FO : Dans ses communiqués, l'AFPC fait état de nombreux points qui achoppent dans les négociations et d'un grand manque de respect de la part du gouvernement envers les fonctionnaires. Peux-tu nous en dire plus ?

YB : La première chose, c'est que le gouvernement nous propose une diminution du pouvoir d'achat de nos membres, et cela c'est carrément inacceptable. On se souviendra qu'au début de la pandémie, autant monsieur Duclos à l'époque qui était du Conseil du trésor que monsieur Trudeau, à tous les lundis matin, ils disaient merci aux fonctionnaires d'avoir mis la main à la pâte pour les programmes que le gouvernement a mis en place. Pourtant, le gouvernement nous offre présentement, pour une convention collective de 4 ans, une moyenne de 2,06 % d'augmentation par année. Alors qu'on sait qu'on a fini 2022 avec un taux d'inflation de 6,3 % et qu'on s'enligne vers un 4 ou 5 %.

La deuxième chose qui achoppe c'est la question du télétravail. Depuis le début de la pandémie, tous les fonctionnaires ont été mis en télétravail. Nos membres ont très bien répondu, pour les programmes PCU (Prestation canadienne d'urgence) et les autres programmes gouvernementaux. Ils ont fait un travail exceptionnel. Il y a des ministères qui avec du recul ont dit que nos gens travaillent mieux à la maison. Nous voulons établir des paramètres du type gagnant-gagnant, des choses que les ministères aimeraient, des choses que nos membres aimeraient, par une négociation.

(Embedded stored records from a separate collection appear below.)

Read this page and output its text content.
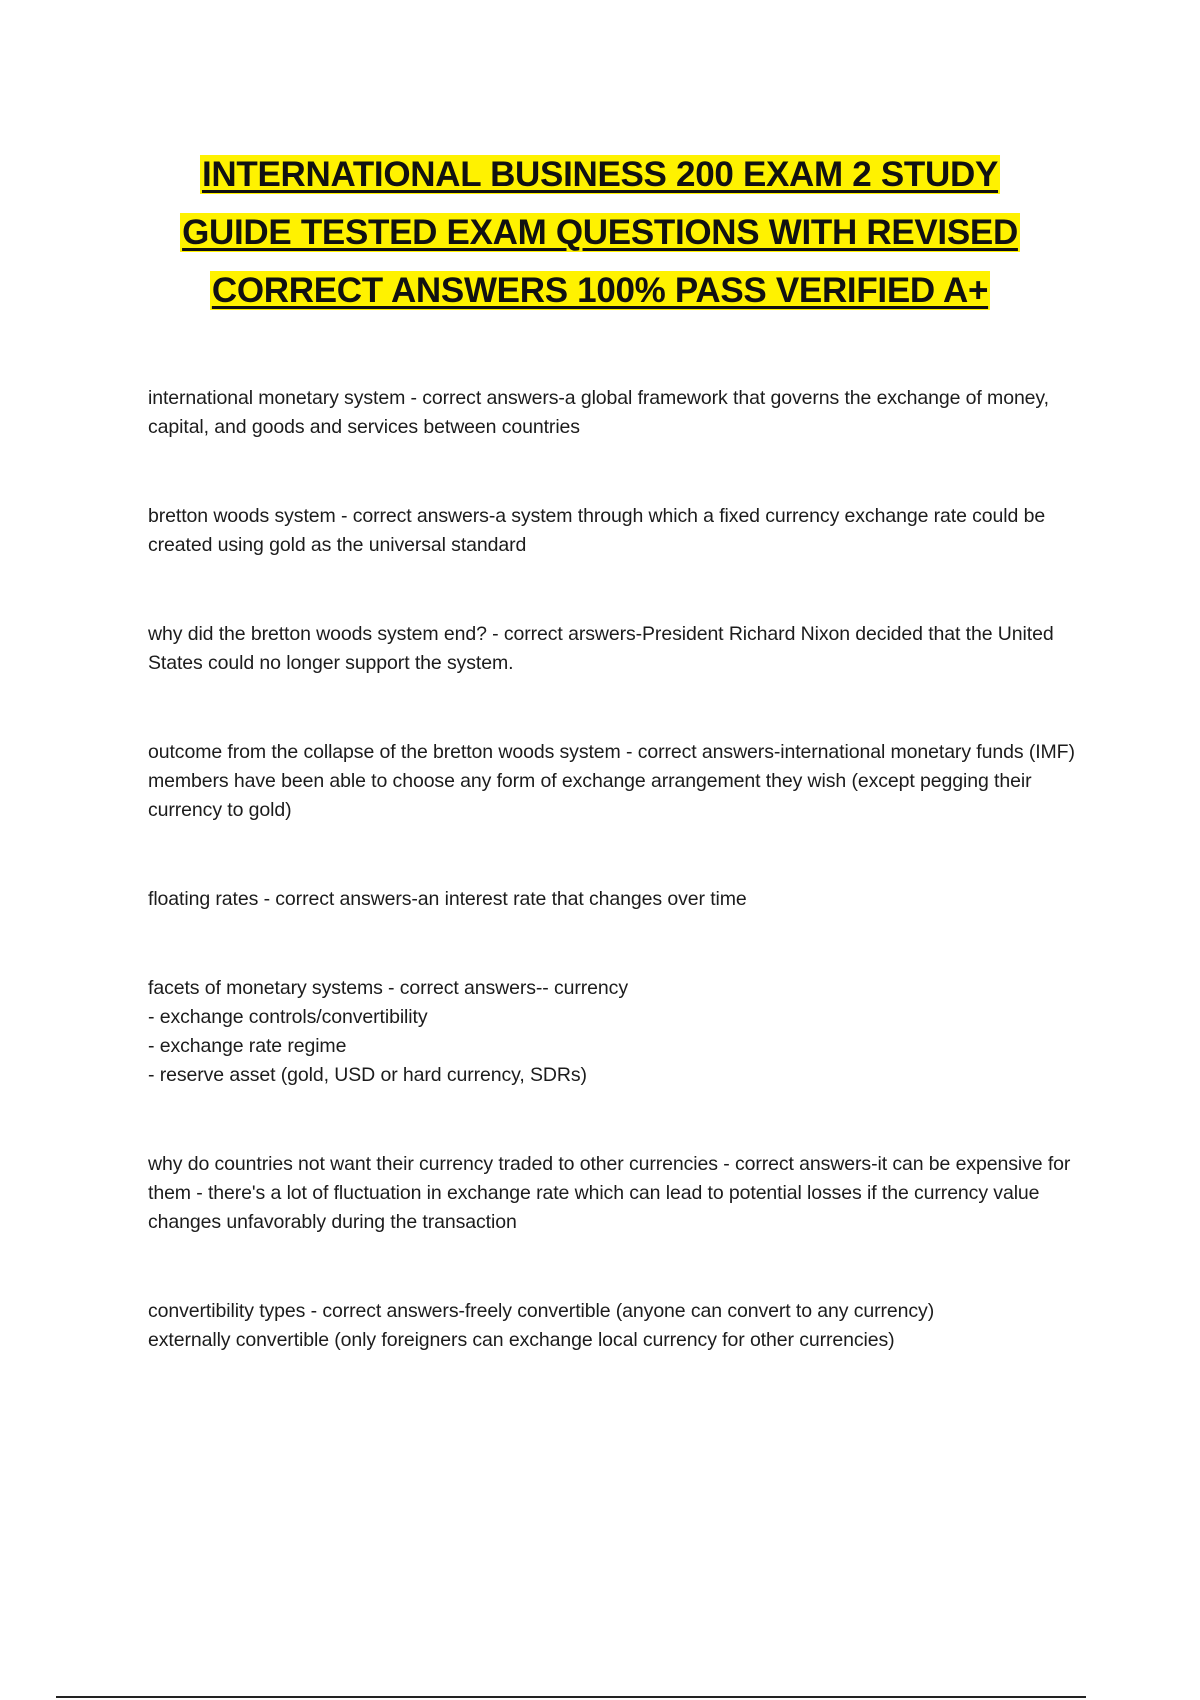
INTERNATIONAL BUSINESS 200 EXAM 2 STUDY
GUIDE TESTED EXAM QUESTIONS WITH REVISED
CORRECT ANSWERS 100% PASS VERIFIED A+

international monetary system - correct answers-a global framework that governs the exchange of money, capital, and goods and services between countries

bretton woods system - correct answers-a system through which a fixed currency exchange rate could be created using gold as the universal standard

why did the bretton woods system end? - correct arswers-President Richard Nixon decided that the United States could no longer support the system.

outcome from the collapse of the bretton woods system - correct answers-international monetary funds (IMF) members have been able to choose any form of exchange arrangement they wish (except pegging their currency to gold)

floating rates - correct answers-an interest rate that changes over time

facets of monetary systems - correct answers-- currency

- exchange controls/convertibility

- exchange rate regime

- reserve asset (gold, USD or hard currency, SDRs)

why do countries not want their currency traded to other currencies - correct answers-it can be expensive for them - there's a lot of fluctuation in exchange rate which can lead to potential losses if the currency value changes unfavorably during the transaction

convertibility types - correct answers-freely convertible (anyone can convert to any currency)

externally convertible (only foreigners can exchange local currency for other currencies)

Nous revendiquons l'inclusion d'une clause sur le télétravail dans la convention collective pour établir des paramètres sur le télétravail parce que quand c'est une politique, c'est fait d'une façon unilatérale. Un de ces paramètres c'est l'inclusion d'un droit à la déconnexion, alors que l'employeur fait des demandes à nos membres à toute heure du jour.

Au mois de décembre, madame Mona Fortier, la présidente du Conseil du trésor, de façon unilatérale, a adopté un plan dans lequel elle rappelle les fonctionnaires entre deux et trois jours, au bureau, et ceci sans consultation, de façon très arbitraire. Tout ceci au moment où on est en train de négocier un article de la convention au sujet du télétravail. Modifier unilatéralement les modalités d'emploi de nos membres pendant les négociations est une violation flagrante du droit à la négociation collective et un manque de respect total pour nos membres.

Il y a d'autres points qui achoppent. Par exemple, nos gens qui répondent au téléphone ont entre huit et dix secondes entre les appels. On a demandé que cela soit porté à 20 secondes pour que les gens aient le temps de se lever, de se délier les membres, de décompresser aussi parce que c'est tendu les conversations qui portent sur des sujets comme l'immigration ou les impôts. Ils ont refusé en disant que cela leur coûterait 3 millions de dollars de plus par semaine pour ajouter le dix secondes entre deux appels. C'est un argument abominable.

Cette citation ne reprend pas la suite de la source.